Make a larger down payment: Offering to make a large down payment will reduce the amount of money you’re borrowing in the form of a mortgage, thus reducing the amount of risk the lender is assuming. If you’re struggling to find financing, try increasing the size of your down payment (if you have the capital).

Reduce existing debt: If your debt-to-income ratio is too high, lenders are unlikely to issue you a mortgage. Most banks establish a debt-to-income ratio of 40 percent to 50 percent as their limit. Reducing your existing debt burden can make your application appear less risky, while also boosting your credit score.

Go local: Big, national, corporate banks are rarely the best places to find financing for your real estate investment. Instead, try applying at a locally-owned financial institution, or taking your business to a credit union. They may be able to offer your more flexible or creative financing terms. And, you’ll be participating in your local economy.

Mortgage alternatives

If you’re still unable to secure a mortgage even after working on ways to improve your eligibility, it’s time to start exploring alternative options to traditional mortgages.

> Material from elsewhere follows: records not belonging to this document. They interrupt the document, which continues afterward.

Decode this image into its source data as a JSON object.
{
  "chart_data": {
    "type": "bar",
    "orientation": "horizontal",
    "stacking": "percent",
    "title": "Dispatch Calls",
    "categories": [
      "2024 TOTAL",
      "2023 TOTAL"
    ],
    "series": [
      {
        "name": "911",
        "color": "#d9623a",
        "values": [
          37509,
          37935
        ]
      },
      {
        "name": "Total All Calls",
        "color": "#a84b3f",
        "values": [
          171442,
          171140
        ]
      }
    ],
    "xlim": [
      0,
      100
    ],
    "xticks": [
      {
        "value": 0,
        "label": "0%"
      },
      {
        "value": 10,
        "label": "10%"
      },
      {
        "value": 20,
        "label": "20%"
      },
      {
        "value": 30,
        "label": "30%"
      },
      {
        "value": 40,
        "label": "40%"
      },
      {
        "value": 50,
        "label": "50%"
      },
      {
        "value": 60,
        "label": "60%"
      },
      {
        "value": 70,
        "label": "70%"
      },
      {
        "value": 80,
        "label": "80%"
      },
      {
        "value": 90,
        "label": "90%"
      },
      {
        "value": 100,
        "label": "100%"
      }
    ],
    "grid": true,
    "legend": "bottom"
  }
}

It’s worth noting, traditional mortgages aren’t always the best investment vehicle, either. Sometimes, you may be better suited with a more creative mortgage product designed for investment in a specific class of real estate asset. Depending on your needs as an investor, some of these alternatives may actually help you achieve your financial goals more quickly.

Carefully analyze all of your financial options to be sure you’re pursuing the best course of action. Always keep your long-term investing objectives in-mind. Some of the mortgage alternatives worth looking into if you’re a real estate investor include:

Owner financing: Many sellers are now willing to offer owning financing solutions – after all, it allows them to claim the fees that may otherwise be offered by a bank. Talk to a real estate attorney about drawing up a prospective owner financing agreement you can present to the owner with your purchase offer.

Hard money loans: Hard money loans are specifically designed for real estate investment purposes. Rather than exclusively considering your credit score, hard money loans look at the value of the prospective purchase property. Hard money loans are short-term, lasting only as long as 36 months. The downside? They come with very high interest rates.

Private money loans: These loans are not issued by a traditional financial institution, but rather a private investor who’s hoping to make a relatively high return on their investment. People typically borrow private money loans from family members, friends or fellow members of the local real estate investment scene.

Home equity loans: If you’ve built up equity in your home or in another investment property, you may be eligible to take out a home equity loan (HEL). This allows you to borrow against the equity in your house to finance the purchase of another real estate asset. HELs are one-time loans with a fixed interest rate and repayment schedule.

Commercial investment property loans: You can’t get a mortgage for commercial real estate – instead, you’ll need to obtain a commercial investment property loan. Because commercial real estate is often more expensive than residential real estate, you’ll need an outstanding credit score and a thorough business plan to qualify.

Fix and flip loans: A type of hard money loan, fix and flip loans are usually provided by financial institutions and online lenders. These financing products offer very high interest rates and short repayment periods. If you’re planning on flipping a home, however, they may offer more flexibility compared to long-term lending options.

For creative and determined real estate investors, there’s no shortage of lending products available to make the real estate market accessible. While traditional mortgages may be out of reach for you at the moment, there are likely other financing options you can leverage to make your next acquisition and begin reaping passive income.

Creativity and the ability to think outside the box are often what differentiates successful real estate investors from those who barely break even. Learning how to take advantage of the most strategic opportunities available to you allows you to dominate your target market and establish your own unique vision for your financial future.

Whether you’re pursuing a mortgage or some alternative form of lending, make sure it’s the right one for your situation. Regardless of where the investment money is coming from, it needs to come backed by the right terms. The last thing you want is to overleverage yourself and burden your investment outlook!